Financial Engines Uses Technology To Help investors
Professor Joseph Grundfest spoke with Pete Carey of the San Jose Mercury News on what led to the formation of Financial Engines, an online investment advice provider which recently gained attention with its $127 million public offering.
Until last year, Financial Engines was one of Silicon Valley's sleepers -- it doesn't make gadgets and it was co-founded by a Stanford economist, not by a Stanford engineer.
But it got everyone's attention with a March 2010 public offering that raised $127 million. Its share price has soared about 60 percent since then.

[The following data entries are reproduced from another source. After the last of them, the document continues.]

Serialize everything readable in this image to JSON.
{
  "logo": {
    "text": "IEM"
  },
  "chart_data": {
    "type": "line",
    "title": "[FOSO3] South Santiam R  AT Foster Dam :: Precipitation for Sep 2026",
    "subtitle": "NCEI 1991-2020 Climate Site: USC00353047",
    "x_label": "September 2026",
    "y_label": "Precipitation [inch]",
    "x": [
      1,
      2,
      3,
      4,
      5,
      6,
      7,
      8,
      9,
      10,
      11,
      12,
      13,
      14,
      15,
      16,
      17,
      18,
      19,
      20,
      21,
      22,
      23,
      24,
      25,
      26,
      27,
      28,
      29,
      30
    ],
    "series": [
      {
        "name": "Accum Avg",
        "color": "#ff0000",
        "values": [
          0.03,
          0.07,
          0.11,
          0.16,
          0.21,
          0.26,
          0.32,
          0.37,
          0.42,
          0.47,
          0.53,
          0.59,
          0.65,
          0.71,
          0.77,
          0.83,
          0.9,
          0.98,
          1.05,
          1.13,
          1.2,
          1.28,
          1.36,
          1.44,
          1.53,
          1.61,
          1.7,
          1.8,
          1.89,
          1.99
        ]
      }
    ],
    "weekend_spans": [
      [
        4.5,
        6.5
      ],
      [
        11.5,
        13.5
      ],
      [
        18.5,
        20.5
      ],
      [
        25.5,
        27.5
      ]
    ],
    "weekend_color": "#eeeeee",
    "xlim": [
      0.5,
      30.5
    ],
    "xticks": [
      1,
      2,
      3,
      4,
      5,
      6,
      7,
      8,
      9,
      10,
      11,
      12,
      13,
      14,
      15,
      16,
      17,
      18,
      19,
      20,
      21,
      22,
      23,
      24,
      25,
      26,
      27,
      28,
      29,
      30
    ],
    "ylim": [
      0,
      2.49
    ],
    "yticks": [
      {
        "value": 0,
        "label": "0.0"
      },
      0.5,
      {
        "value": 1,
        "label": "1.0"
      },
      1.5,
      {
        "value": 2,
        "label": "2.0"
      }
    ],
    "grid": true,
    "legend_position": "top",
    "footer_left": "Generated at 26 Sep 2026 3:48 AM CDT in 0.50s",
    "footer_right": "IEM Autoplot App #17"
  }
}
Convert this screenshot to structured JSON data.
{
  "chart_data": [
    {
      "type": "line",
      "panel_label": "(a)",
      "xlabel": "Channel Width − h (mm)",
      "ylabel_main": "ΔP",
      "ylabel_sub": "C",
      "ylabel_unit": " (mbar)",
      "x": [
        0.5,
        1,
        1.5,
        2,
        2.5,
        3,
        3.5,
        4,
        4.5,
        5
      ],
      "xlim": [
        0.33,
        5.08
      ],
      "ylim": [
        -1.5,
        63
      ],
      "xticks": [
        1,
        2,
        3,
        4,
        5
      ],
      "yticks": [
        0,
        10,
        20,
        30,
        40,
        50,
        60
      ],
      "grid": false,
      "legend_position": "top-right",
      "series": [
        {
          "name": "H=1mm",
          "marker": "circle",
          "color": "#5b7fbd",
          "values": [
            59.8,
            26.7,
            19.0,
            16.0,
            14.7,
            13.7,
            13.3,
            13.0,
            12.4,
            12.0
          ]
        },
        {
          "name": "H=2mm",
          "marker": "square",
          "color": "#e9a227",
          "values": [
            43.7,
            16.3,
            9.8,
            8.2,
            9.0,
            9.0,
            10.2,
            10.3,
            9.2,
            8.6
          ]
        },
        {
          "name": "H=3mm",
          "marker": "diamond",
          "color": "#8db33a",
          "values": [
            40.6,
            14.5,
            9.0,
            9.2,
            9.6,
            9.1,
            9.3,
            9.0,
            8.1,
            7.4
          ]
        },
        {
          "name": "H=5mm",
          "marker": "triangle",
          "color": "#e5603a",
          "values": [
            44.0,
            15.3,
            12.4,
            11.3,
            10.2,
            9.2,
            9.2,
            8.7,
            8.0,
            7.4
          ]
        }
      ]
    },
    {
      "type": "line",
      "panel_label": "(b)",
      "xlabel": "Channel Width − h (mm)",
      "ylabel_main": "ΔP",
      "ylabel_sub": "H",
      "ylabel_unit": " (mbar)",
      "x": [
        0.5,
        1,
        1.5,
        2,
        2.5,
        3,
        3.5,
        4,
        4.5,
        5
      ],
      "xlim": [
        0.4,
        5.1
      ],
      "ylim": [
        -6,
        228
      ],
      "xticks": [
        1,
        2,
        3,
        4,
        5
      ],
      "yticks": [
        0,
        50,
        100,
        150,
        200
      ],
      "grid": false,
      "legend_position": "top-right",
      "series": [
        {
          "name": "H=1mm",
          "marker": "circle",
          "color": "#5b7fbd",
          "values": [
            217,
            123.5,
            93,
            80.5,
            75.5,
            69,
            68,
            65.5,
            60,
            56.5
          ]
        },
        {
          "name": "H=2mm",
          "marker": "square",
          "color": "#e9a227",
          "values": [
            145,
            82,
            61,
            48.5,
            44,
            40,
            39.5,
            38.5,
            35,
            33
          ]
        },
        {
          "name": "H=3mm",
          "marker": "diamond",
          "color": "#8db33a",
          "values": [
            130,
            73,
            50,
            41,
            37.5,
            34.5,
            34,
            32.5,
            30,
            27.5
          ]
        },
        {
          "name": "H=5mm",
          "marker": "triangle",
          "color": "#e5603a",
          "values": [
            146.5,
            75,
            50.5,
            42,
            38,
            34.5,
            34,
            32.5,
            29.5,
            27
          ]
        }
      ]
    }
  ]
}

Sharpe is now a director emeritus of the company, while co-founder Joseph Grundfest, a Stanford law professor and former SEC commissioner, still serves on its board. The third co-founder was the late Craig Johnson, then chairman of the Venture Law Group.
Grundfest recalls the conversation he had with Sharpe in 1996 that led to the formation of Financial Engines as "your average cup of coffee between a Nobel laureate and a washed up SEC commissioner." Sharpe described "all this software that could run on this new thing called the Internet, that would help people manage their money," Grundfest recalled. Grundfest said he volunteered that "if he was really serious about trying to make the world a better place by improving the retail investor's ability to better manage money, we needed to start a company."